Mumbai, February 28: Indian equity markets witnessed a sharp downturn on Friday, reflecting deep losses in global markets triggered by the US government's latest decision to impose an additional 10% tariff on Chinese imports. Persistent selling by foreign institutional investors (FIIs) further aggravated the decline, leaving investors rattled.
Sensex and Nifty Take a Hit
The 30-share BSE Sensex nosedived 1,073.48 points to 73,538.95 during afternoon trade, while the broader NSE Nifty index slumped 327.55 points, touching 22,217.50. This marks a significant reversal from Thursday's marginal gains, where the Sensex had edged up by just 10.31 points to settle at 74,612.43, while the Nifty recorded its seventh consecutive day of losses, dropping 2.50 points to close at 22,545.05.Major Losers and Gainers in Sensex
Stocks in sectors sensitive to global trade witnessed the sharpest declines. Tech Mahindra, IndusInd Bank, Titan, Infosys, Mahindra & Mahindra, Maruti, HCL Technologies, and Tata Consultancy Services (TCS) emerged as major laggards.However, bucking the negative trend, select blue-chip stocks such as HDFC Bank, Axis Bank, Reliance Industries, and Adani Ports managed to post modest gains, providing some relief amid widespread investor pessimism.

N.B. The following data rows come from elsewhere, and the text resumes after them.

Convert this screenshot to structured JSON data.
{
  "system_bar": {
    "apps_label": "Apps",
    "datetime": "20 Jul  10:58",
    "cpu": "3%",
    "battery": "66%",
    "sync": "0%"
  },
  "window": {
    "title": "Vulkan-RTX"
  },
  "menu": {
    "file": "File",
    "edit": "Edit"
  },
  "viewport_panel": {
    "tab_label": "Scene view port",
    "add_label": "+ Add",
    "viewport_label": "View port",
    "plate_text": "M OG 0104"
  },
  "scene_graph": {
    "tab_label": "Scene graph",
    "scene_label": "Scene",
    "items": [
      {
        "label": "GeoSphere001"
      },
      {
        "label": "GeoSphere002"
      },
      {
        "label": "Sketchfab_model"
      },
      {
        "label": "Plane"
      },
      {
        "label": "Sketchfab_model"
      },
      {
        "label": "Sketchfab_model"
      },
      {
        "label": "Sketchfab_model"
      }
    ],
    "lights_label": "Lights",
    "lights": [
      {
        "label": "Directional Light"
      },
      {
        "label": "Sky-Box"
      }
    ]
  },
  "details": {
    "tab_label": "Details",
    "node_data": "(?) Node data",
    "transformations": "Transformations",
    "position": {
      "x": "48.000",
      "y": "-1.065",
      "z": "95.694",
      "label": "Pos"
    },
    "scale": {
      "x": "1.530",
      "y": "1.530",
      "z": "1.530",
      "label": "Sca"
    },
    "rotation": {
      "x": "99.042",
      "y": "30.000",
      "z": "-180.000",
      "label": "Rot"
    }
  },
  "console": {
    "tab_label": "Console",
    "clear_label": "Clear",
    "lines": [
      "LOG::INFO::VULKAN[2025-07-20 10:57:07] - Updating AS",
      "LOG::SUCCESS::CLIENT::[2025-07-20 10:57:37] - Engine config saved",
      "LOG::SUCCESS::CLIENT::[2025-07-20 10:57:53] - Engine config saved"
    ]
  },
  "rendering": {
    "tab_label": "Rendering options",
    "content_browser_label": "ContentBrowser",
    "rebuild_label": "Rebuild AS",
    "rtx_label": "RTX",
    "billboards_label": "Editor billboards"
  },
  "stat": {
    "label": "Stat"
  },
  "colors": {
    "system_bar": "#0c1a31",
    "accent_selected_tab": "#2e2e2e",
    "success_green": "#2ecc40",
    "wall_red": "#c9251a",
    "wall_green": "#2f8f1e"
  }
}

Global Markets Deep in Red Amid Tariff Fears
Asian markets also mirrored Wall Street’s overnight weakness, with benchmark indices in Tokyo, Seoul, Shanghai, and Hong Kong registering significant losses. Investors globally were spooked by uncertainties surrounding the fresh tariff announcement, exacerbated by disappointing financial results from Nvidia Corporation and mixed US economic data.On Thursday, US markets closed sharply lower, sending ripples through international equity markets.
Expert Insights: Market Unease Due to US-China Tensions
V K Vijayakumar, Chief Investment Strategist at Geojit Financial Services, noted, "Stock markets dislike uncertainty, and uncertainty has been rising ever since Trump was elected as the US president. The spate of tariff announcements by Trump has impacted markets, and this latest 10% tariff on China confirms market fears that the initial months of Trump's presidency would involve threats of tariffs as leverage to negotiate favorable terms for the US. How China responds to this latest tariff imposition remains a critical factor for market direction."Similarly, Ameya Ranadive, Chartered Market Technician at StoxBox, remarked, "Asian equities fell sharply following Wall Street’s steep sell-off as traders grappled with disappointing earnings from Nvidia, fresh US tariff developments, and mixed economic signals."
Persistent FII Outflows
Foreign institutional investors continued their selling spree, offloading equities worth Rs 556.56 crore on Thursday, according to exchange data. Continuous FII exits added pressure on domestic indices, dampening investor sentiment further.Oil Prices Slide
Meanwhile, global oil benchmark Brent crude dipped 0.65%, trading at USD 73.56 per barrel, reflecting ongoing global economic uncertainties.With volatility likely to persist amid escalating US-China trade tensions, investors remain cautious, closely monitoring global developments and FIIs’ moves to gauge the market’s near-term trajectory.